Branchen | Israel | Künstliche Intelligenz
Israels Vorsprung bei KI steht auf dem Prüfstand
Internationale Big-Tech-Unternehmen nutzen Israel als Standort für die Entwicklung von KI-Anwendungen. Die Herausforderungen nehmen aber zu.
15.01.2025
Von Wladimir Struminski | Israel
Israel gilt als Hightech-Nation und belegt dies auch mit einer führenden Position bei der Entwicklung der künstlichen Intelligenz (KI). Im "Global AI Index" des britischen Medienunternehmens Tortoise lag das Land 2024 auf Platz 9 von 83. Führend sind die USA, gefolgt von China. Der Index erfasst eine Kombination aus Indikatoren in Clustern wie Fachkräfte, regulatorischer Rahmen, aber auch die Marktgröße und das Geschäftsumfeld. Daraus ergeben sich sowohl Rückschlüsse auf die absolute Leistungsfähigkeit der Länder als auch darauf, wie diese im Verhältnis zur Bevölkerungszahl und Wirtschaftskraft dastehen.
Ein genauerer Blick offenbart die Herausforderungen, vor denen Israel trotz der guten Position steht. So konnten Länder wie Frankreich oder Deutschland ihre Positionen in den vergangenen Jahren verbessern und Israel überholen, das 2021 noch auf Rang 5 des Global AI Index lag. Israel punktet vor allem mit der großen Zahl und der regen Aktivität von KI-Firmen sowie dem hohen technologischen Entwicklungsstand und den hoch qualifizierten Arbeitskräften. Dagegen gibt es bei der Politik der Regierung zur Förderung der KI-Branche erhebliche Mängel. Zudem läuft die Integration von KI-Lösungen in die lokale Wirtschaft und Verwaltung schleppend.
Ausländische Techgiganten betreiben die größten Zentren
Trotz der gemischten Erfolgsbilanz bietet Israel ausländischen Unternehmen zahlreiche Chancen zur technologischen und kommerziellen Zusammenarbeit. Im Dezember 2024 waren im Land 2.157 KI-Firmen tätig. Das geht aus der Datenbank der gemeinnützigen israelischen Hightech-Organisation Start-up Nation Central (SNC) hervor. Die Zahl entspricht 31 Prozent aller israelischen Hochtechnologieunternehmen. Mit 66 Prozent verfügten die meisten KI-Firmen über marktgängige Produkte.
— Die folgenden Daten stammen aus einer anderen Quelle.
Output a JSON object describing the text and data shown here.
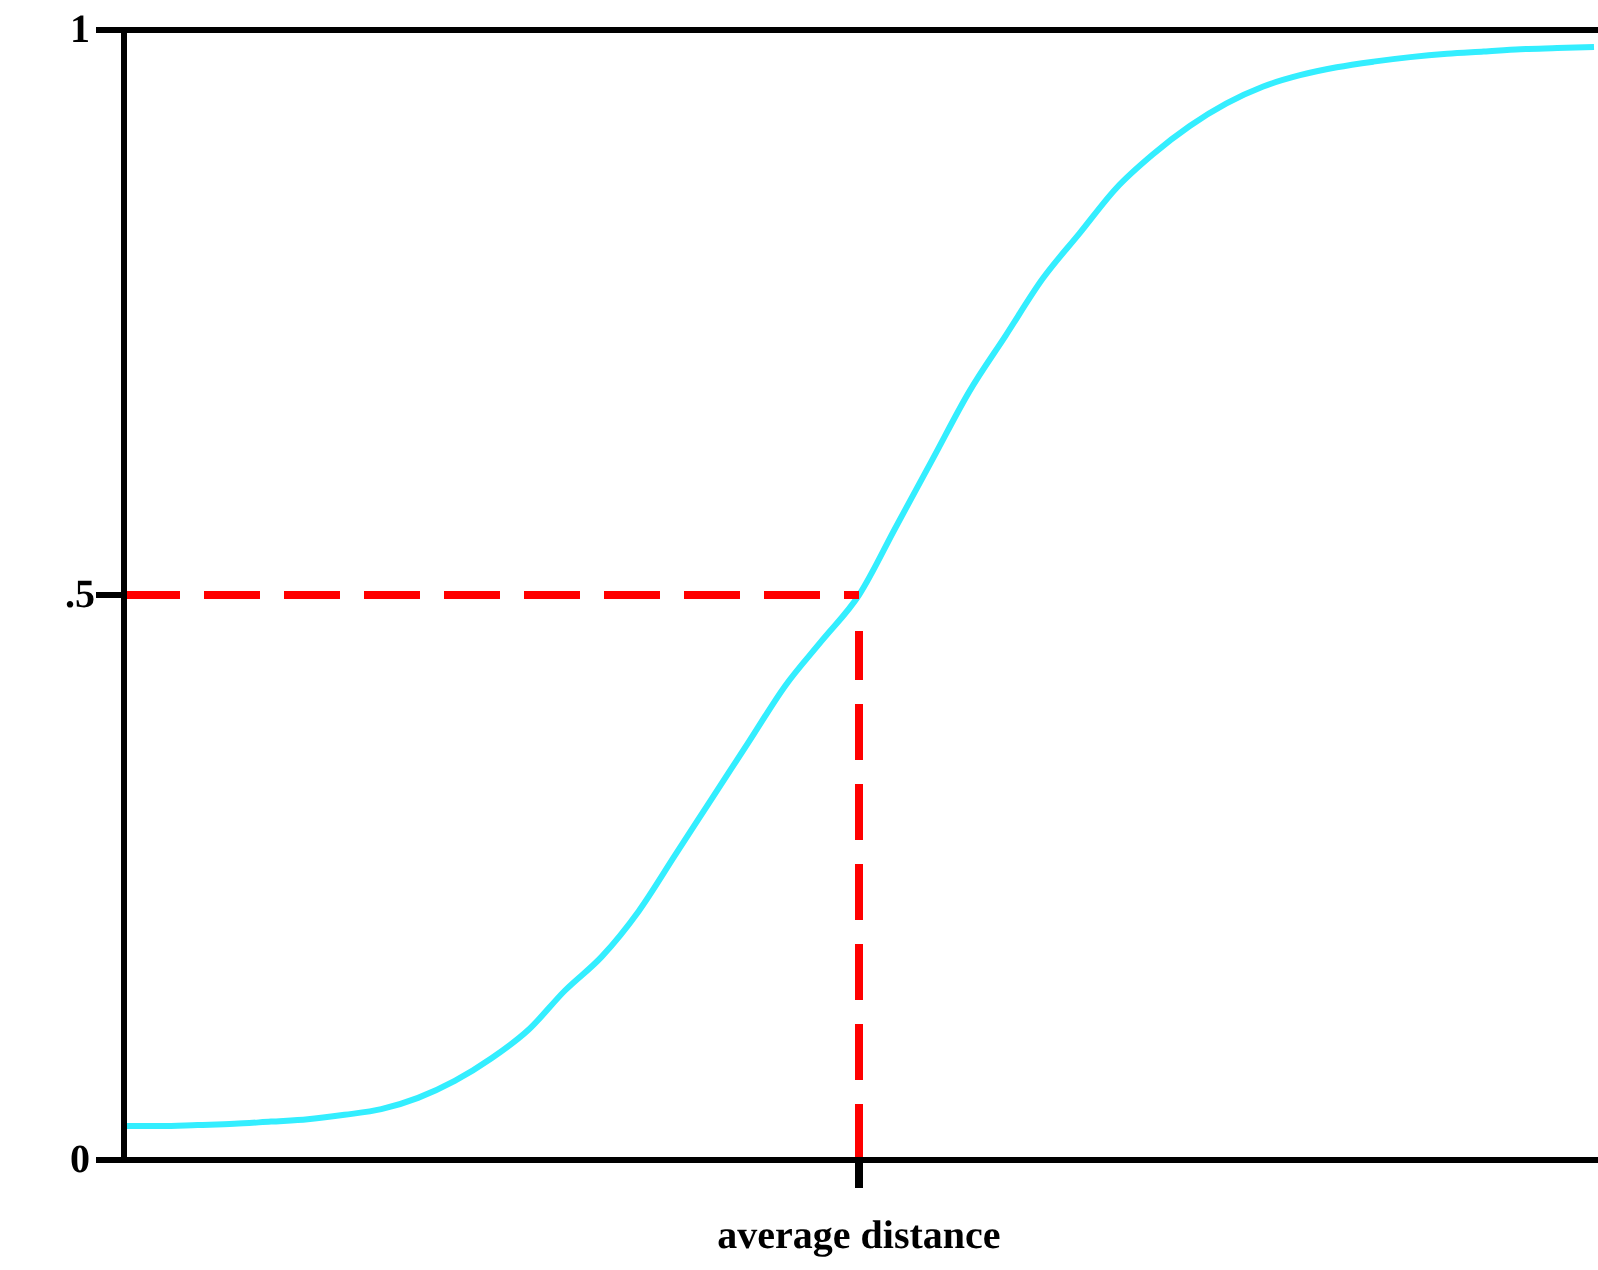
{
  "chart_data": {
    "type": "line",
    "categories": [
      null,
      null,
      null,
      null,
      null,
      null,
      null,
      null,
      null,
      null,
      null,
      null,
      null,
      null,
      null,
      null,
      null,
      null,
      null,
      null,
      "average distance",
      null,
      null,
      null,
      null,
      null,
      null,
      null,
      null,
      null,
      null,
      null,
      null,
      null,
      null,
      null,
      null,
      null,
      null,
      null,
      null
    ],
    "values": [
      0.03,
      0.03,
      0.031,
      0.032,
      0.034,
      0.036,
      0.04,
      0.045,
      0.055,
      0.07,
      0.09,
      0.115,
      0.15,
      0.18,
      0.22,
      0.27,
      0.32,
      0.37,
      0.42,
      0.46,
      0.5,
      0.56,
      0.62,
      0.68,
      0.73,
      0.78,
      0.82,
      0.86,
      0.89,
      0.915,
      0.935,
      0.95,
      0.96,
      0.967,
      0.972,
      0.976,
      0.979,
      0.981,
      0.983,
      0.984,
      0.985
    ],
    "color": "#33eeff",
    "ylim": [
      0,
      1
    ],
    "yticks": [
      0,
      {
        "value": 0.5,
        "label": ".5"
      },
      1
    ],
    "ref_lines": [
      {
        "axis": "y",
        "value": 0.5,
        "color": "#ff0000",
        "line_style": "dashed"
      },
      {
        "axis": "x",
        "value": "average distance",
        "color": "#ff0000",
        "line_style": "dashed"
      }
    ]
  }
}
Ein großer Teil der Unternehmen ist relativ klein. Im Dezember 2024 beschäftigten 45 Prozent von ihnen bis zu zehn Mitarbeitende. Es gibt jedoch auch eine Reihe von größeren Unternehmen: Ende 2024 hatten 70 Unternehmen einen Personalbestand zwischen 200 und 500, immerhin 47 hatten mehr als 500 Mitarbeitende.
Überdies unterhalten 32 ausländische Unternehmen in Israel Forschungs- und Entwicklungs- oder Innovationszentren für KI. Die größten dieser Zentren, mit jeweils mehr als 500 Mitarbeitern, gehören Amazon, Intel, Google, Microsoft, Motorola und Nvidia. Ende 2024 waren zudem 17 ausländische Wagnis- und Beteiligungskapitalfonds in der israelischen KI-Branche tätig.
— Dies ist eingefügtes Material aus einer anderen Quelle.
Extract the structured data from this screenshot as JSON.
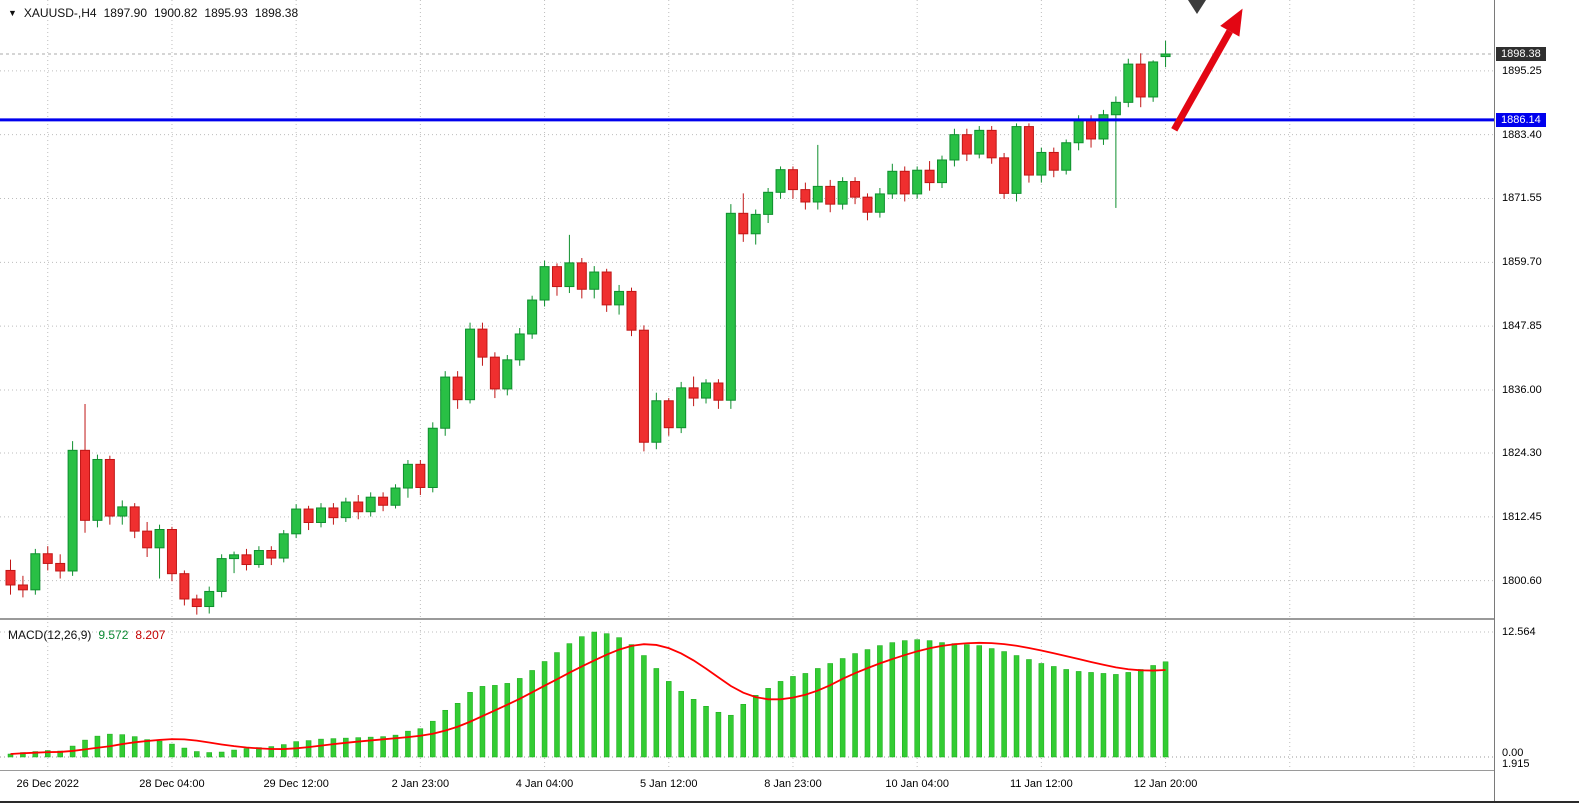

Start-ups in Israel ziehen KI an
Das wichtigste Betätigungsfeld für KI im Land ist Softwareentwicklung. Nach Angaben des israelischen Think-Tanks RISE boten 2024 insgesamt 61 Prozent aller KI-Unternehmen Lösungen für den Softwarebereich an. Hier spielt die Stärke Israels in der Entwicklung von Cybersecurity-Lösungen eine Rolle.
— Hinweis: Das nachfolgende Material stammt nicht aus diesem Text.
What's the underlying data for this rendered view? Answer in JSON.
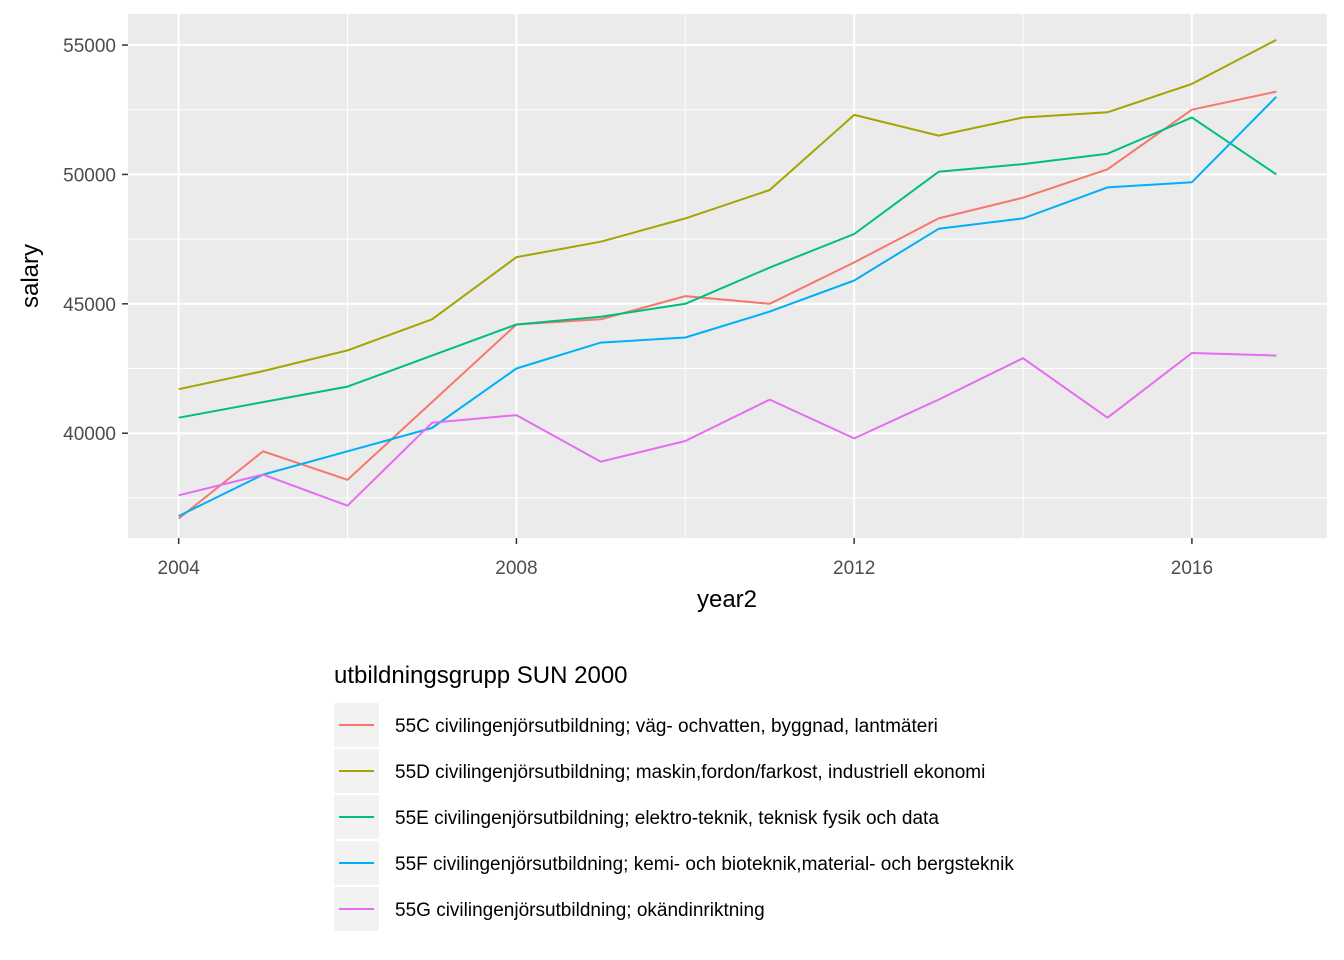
{
  "chart_data": {
    "type": "line",
    "xlabel": "year2",
    "ylabel": "salary",
    "xlim": [
      2003.4,
      2017.6
    ],
    "ylim": [
      35950,
      56200
    ],
    "x_ticks": [
      2004,
      2008,
      2012,
      2016
    ],
    "y_ticks": [
      40000,
      45000,
      50000,
      55000
    ],
    "x_tick_labels": [
      "2004",
      "2008",
      "2012",
      "2016"
    ],
    "y_tick_labels": [
      "40000",
      "45000",
      "50000",
      "55000"
    ],
    "grid": true,
    "legend": {
      "title": "utbildningsgrupp SUN 2000",
      "position": "bottom"
    },
    "x": [
      2004,
      2005,
      2006,
      2007,
      2008,
      2009,
      2010,
      2011,
      2012,
      2013,
      2014,
      2015,
      2016,
      2017
    ],
    "series": [
      {
        "name": "55C civilingenjörsutbildning; väg- ochvatten, byggnad, lantmäteri",
        "color": "#F8766D",
        "values": [
          36700,
          39300,
          38200,
          41200,
          44200,
          44400,
          45300,
          45000,
          46600,
          48300,
          49100,
          50200,
          52500,
          53200
        ]
      },
      {
        "name": "55D civilingenjörsutbildning; maskin,fordon/farkost, industriell ekonomi",
        "color": "#A3A500",
        "values": [
          41700,
          42400,
          43200,
          44400,
          46800,
          47400,
          48300,
          49400,
          52300,
          51500,
          52200,
          52400,
          53500,
          55200
        ]
      },
      {
        "name": "55E civilingenjörsutbildning; elektro-teknik, teknisk fysik och data",
        "color": "#00BF7D",
        "values": [
          40600,
          41200,
          41800,
          43000,
          44200,
          44500,
          45000,
          46400,
          47700,
          50100,
          50400,
          50800,
          52200,
          50000
        ]
      },
      {
        "name": "55F civilingenjörsutbildning; kemi- och bioteknik,material- och bergsteknik",
        "color": "#00B0F6",
        "values": [
          36800,
          38400,
          39300,
          40200,
          42500,
          43500,
          43700,
          44700,
          45900,
          47900,
          48300,
          49500,
          49700,
          53000
        ]
      },
      {
        "name": "55G civilingenjörsutbildning; okändinriktning",
        "color": "#E76BF3",
        "values": [
          37600,
          38400,
          37200,
          40400,
          40700,
          38900,
          39700,
          41300,
          39800,
          41300,
          42900,
          40600,
          43100,
          43000
        ]
      }
    ]
  }
}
2023 gab es nach Angaben der Wagniskapitalgesellschaft YL Ventures einen Boom bei der Gründung von israelischen Cybersecurity-Start-ups. Diese würden mit dem Einsatz von KI nun den nächsten Schritt gehen, so eine Analyse des Unternehmens. An zweiter Stelle der KI-Nutzer lag der Biowissenschaftssektor. Andere Branchen spielten eine untergeordnete Rolle.
Anwendungsbranche | Anteil an KI-Unternehmen |
---|---|
Software | 61 |
Biowissenschaften | 18 |
Kommunikationstechnik | 7 |
Agrartechnologie | 4 |
Cleantech | 2 |
Halbleiter | 1 |
Sonstige Technologien | 7 |
Laut einer Studie von Deloitte (mit F2 und Google) hat Israel vor allem bei der Entwicklung von KI-Anwendungen beste Chancen, sich als führender internationaler Standort weiterzuentwickeln. Das gelte insbesondere für solche Lösungen, die sich auf eine bestimmte Anwendungsbranche spezialisieren. In den letzten Jahren sei fast die Hälfte aller KI-Investitionen in diesen Bereich geflossen. Auch für branchenübergreifende Mehrzwecklösungen sieht Deloitte hohes Entwicklungspotenzial. Den Bereichen Hardware, Infrastruktur und Cloud schreibt die Studie mittelhohe Wachstumschancen zu.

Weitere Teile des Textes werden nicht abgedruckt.